Japan’s Sharp Corp said it will buy Toshiba Corp’s personal computer business for 4 billion yen ($36 million), highlighting its recovery under the control of Foxconn and marking a return to a business it quit eight years ago.
Sharp was once known as a major supplier of high-end TVs and smartphone displays but struggled to compete with Asian rivals and was bought by Taiwan’s Foxconn, or Hon Hai Precision Industry Co Ltd, two years ago. It exited the PC market in 2010.
The deal will see Sharp take an 80.1 percent stake in Toshiba’s PC unit on 1 October.
Sources said the Osaka-based electronics maker will be able to use the scale of parent Foxconn, the world’s biggest contract manufacturer and major Apple Inc supplier, to produce PCs more cheaply — just as it was able to do in TVs.
While global demand for PCs has weakened in recent years, the partnership with Foxconn, the contract maker of PCs for other global PC brands, is expected to help Sharp produce PCs at low cost and turn a profit on the deal.
Toshiba told Reuters it outsourced PC production until 2015, and currently builds PCs at its own plant in China. The company declined to identify its previous contract manufacturer.

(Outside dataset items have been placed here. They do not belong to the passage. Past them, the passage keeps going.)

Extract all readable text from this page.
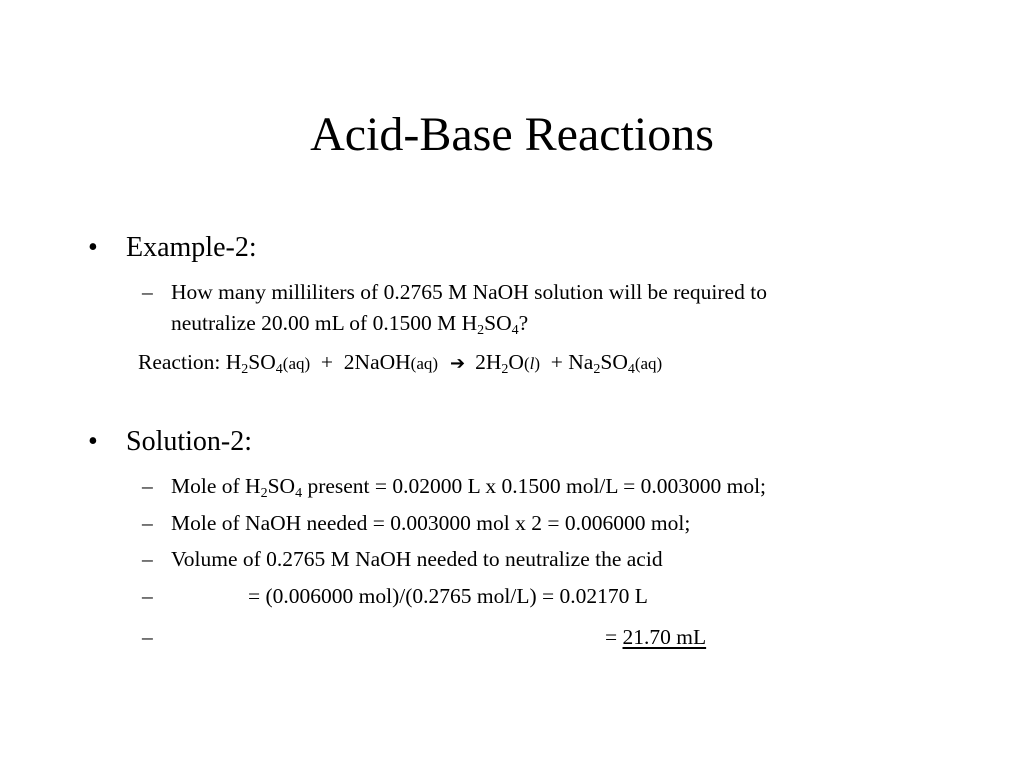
Acid-Base Reactions
• Example-2:
– How many milliliters of 0.2765 M NaOH solution will be required to
neutralize 20.00 mL of 0.1500 M $H_2SO_4$?
Reaction: $H_2SO_4(aq)$ + 2NaOH(aq) ➔ $2H_2O(l) + Na_2SO_4(aq)$
• Solution-2:
– Mole of $H_2SO_4$ present = 0.02000 L x 0.1500 mol/L = 0.003000 mol;
– Mole of NaOH needed = 0.003000 mol x 2 = 0.006000 mol;
– Volume of 0.2765 M NaOH needed to neutralize the acid
–	= (0.006000 mol)/(0.2765 mol/L) = 0.02170 L
–	= 21.70 mL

Sharp posted its first net profit in four years in the year ended March as Foxconn’s sales network in China helped boosted sales of its TVs. The company is seeking to get back the license of the Sharp brand for TVs in North America it previously sold to China’s Hisense Group.
Embattled conglomerate Toshiba sold its television business to Hisense and its white-goods business to China’s Midea Group as it scrambled for funds to cover billions of dollars in liabilities arising from now-bankrupt US nuclear unit Westinghouse.
The $18 billion sale of its chips business to a group led by US private equity firm Bain Capital was completed last week. Foxconn was also interested in buying that business.
Shares in Sharp rose 3 percent while shares in Toshiba rose 1 percent. That compared with flat trading on the benchmark Nikkei 225 index.